Most board games played by Americans seem as though they can be divided into either pure strategy (e.g., Chess, Go, Cathedral, Stratego) or largely luck-based (e.g., Monopoly, Life, Sorry!, Chutes and Ladders) games. In pure strategy games, player skill dictates virtually the entire game (e.g., a novice chess player will always lose to an expert), which makes the games fun only if players have equal skills. Luck-based games, on the other hand, often have extremely limited strategic decisions (in Monopoly the optimal strategy seems as though it could be summed up as "buy as many properties as you can, trying to get a monopoly, until you run out of money"), skill has very little to do with the outcome of the game, and pretty much everything is based on the roll of a die (or draw of a card). In both types of games, the winner of the game can often be predicted long before the end of the game (and sometimes players can be officially eliminated before the end of the game), which can distract from the fun.

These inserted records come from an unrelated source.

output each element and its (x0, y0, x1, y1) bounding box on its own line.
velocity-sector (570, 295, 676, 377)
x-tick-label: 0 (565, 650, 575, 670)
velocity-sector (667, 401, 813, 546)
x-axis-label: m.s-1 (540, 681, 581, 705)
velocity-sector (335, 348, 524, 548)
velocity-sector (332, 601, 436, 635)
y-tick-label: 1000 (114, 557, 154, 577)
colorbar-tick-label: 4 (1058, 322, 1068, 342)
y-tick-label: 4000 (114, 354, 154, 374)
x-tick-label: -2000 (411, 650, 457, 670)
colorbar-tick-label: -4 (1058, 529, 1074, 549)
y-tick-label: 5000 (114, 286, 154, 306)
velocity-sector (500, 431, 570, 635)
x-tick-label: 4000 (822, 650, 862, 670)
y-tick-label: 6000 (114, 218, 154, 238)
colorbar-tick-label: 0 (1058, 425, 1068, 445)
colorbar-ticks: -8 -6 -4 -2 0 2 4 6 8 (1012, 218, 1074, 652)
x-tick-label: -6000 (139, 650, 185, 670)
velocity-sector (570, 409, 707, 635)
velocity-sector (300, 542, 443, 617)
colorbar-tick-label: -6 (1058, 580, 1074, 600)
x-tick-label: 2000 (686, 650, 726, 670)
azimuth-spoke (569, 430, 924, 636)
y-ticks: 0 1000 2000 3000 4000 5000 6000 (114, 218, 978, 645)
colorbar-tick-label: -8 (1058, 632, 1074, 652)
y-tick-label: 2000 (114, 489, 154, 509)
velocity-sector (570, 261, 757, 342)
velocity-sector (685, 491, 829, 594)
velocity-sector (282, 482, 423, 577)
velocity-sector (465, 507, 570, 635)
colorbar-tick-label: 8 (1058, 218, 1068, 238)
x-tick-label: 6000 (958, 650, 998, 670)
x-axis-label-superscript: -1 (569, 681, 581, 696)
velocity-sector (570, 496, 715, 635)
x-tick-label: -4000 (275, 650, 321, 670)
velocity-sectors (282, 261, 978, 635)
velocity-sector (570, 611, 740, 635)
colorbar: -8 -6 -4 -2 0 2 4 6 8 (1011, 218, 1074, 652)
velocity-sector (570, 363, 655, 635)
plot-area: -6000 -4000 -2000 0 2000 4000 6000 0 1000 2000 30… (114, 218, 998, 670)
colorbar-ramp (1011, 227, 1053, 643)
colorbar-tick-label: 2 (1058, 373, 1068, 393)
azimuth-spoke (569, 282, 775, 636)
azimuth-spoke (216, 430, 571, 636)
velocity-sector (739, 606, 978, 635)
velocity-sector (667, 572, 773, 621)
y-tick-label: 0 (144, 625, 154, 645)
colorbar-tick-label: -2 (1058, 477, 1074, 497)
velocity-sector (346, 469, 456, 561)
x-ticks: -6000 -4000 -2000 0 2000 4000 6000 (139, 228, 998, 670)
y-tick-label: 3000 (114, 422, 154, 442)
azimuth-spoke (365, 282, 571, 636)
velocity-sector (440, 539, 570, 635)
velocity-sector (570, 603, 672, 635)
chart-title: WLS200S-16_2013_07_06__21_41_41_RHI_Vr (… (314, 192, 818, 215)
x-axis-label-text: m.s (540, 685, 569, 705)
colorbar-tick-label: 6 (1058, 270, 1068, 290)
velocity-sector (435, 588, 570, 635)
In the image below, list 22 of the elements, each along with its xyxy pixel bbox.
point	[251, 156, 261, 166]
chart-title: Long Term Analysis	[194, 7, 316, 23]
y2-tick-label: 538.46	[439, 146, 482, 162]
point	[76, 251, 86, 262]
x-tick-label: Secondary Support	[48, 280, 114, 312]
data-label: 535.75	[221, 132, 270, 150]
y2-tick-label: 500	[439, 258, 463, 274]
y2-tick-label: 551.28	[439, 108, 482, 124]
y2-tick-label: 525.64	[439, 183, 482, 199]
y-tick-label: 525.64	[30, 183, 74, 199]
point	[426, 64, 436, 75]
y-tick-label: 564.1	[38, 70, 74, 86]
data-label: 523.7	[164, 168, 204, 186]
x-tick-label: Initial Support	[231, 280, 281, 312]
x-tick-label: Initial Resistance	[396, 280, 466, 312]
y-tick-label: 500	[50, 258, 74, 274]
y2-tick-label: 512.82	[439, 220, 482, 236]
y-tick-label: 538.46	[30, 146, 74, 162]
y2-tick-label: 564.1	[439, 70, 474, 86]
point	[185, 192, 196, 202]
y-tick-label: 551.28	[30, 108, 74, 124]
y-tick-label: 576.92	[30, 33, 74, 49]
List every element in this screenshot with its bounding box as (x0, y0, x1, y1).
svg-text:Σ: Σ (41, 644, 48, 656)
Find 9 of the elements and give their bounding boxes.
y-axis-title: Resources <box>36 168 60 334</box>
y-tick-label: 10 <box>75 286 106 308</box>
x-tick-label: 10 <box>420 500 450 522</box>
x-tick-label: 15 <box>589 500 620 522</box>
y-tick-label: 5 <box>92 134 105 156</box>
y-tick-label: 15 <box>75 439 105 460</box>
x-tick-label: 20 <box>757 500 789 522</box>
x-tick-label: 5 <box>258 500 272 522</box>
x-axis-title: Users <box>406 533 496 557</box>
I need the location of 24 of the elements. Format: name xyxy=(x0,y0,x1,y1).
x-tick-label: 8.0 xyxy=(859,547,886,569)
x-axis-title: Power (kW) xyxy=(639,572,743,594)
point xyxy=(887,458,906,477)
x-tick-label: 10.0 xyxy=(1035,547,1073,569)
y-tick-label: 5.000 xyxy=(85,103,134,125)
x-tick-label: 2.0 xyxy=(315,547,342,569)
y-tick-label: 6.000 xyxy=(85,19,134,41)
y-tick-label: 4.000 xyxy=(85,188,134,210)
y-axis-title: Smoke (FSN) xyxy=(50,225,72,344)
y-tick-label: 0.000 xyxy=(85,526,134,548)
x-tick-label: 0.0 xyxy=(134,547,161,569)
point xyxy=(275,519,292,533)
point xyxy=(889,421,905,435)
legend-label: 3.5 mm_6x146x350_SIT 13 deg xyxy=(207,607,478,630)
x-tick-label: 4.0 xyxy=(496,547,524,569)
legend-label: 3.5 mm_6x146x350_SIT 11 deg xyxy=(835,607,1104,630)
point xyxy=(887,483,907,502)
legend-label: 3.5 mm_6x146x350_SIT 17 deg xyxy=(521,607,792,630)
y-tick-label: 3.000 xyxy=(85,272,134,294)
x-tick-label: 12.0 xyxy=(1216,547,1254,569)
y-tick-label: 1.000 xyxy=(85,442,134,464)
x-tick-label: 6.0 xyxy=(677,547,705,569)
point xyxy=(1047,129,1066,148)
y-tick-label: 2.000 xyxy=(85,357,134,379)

German-style board games seem to have found a very enjoyable middle ground between these two extremes. The games have simple rules (we learned how to play each game in about 10 minutes), don't take too much time to play (30-90 minutes per game), require lots of strategic thinking, yet include enough luck so that everyone has the potential to win the game. For example, we were playing against extremely experienced players, yet we were still able to win a game, and never felt like we had no hope of winning.
The Wikipedia has a good summary of German-style board games; here's their list of characteristics common to German-style board games (taken directly from this page):
- Variable number of players - The games are designed to be played with a wide ranging group. Typically the minimum number of players is only two or three, and the maximum might be four or five or even more.
- Simple, clever rules - The rules for most games are only a few pages and simple to learn. Novel mechanisms that will be unfamiliar to those brought up on older titles are often incorporated. The "roll-and-move" mechanic of games like Monopoly is almost never seen. If a monetary system is included at all, it is usually very simple.
- No player elimination - The games usually continue until some defined set of criteria is met. At that point, a winner is determined. Players don't get kicked out in midgame by running out of money or armies.
- Heavy player interaction - Players often trade, compete for resources, try to win auctions, or affect one another in other ways.
- Minimize direct conflict - War is rarely a theme. It is often difficult or impossible for one player to destroy other players' pieces or position. Usually you are trying to make your own position stronger or stop other players from growing.
- Mitigated luck - The games usually feature some component of luck to keep the games exciting and varied. However, luck is often balanced against numerous strategic and tactical decisions. A skilled player will win far more than a foolish one.
- Diversity of situations - The combination of unusual rules and randomness is used to achieve a variety of possible situations. The goal is to keep the game interesting and fresh even after it has been played many times.
- Modest length - Games are typically designed to take about an hour, and most will rarely take more than two.
- Attractive - Games are usually well illustrated and have quality board and pieces. Bright coloring, and wood or metal components are not unusual. This does often raise the price (typically between US$20 and US$50).
- A greater emphasis on mechanics over theme. For example, US style game designers will reuse the same mechanics but with a new theme (or make use of licensed themes from books or movies) whereas German style designers will more so strive for new mechanics but often reuse the same theme.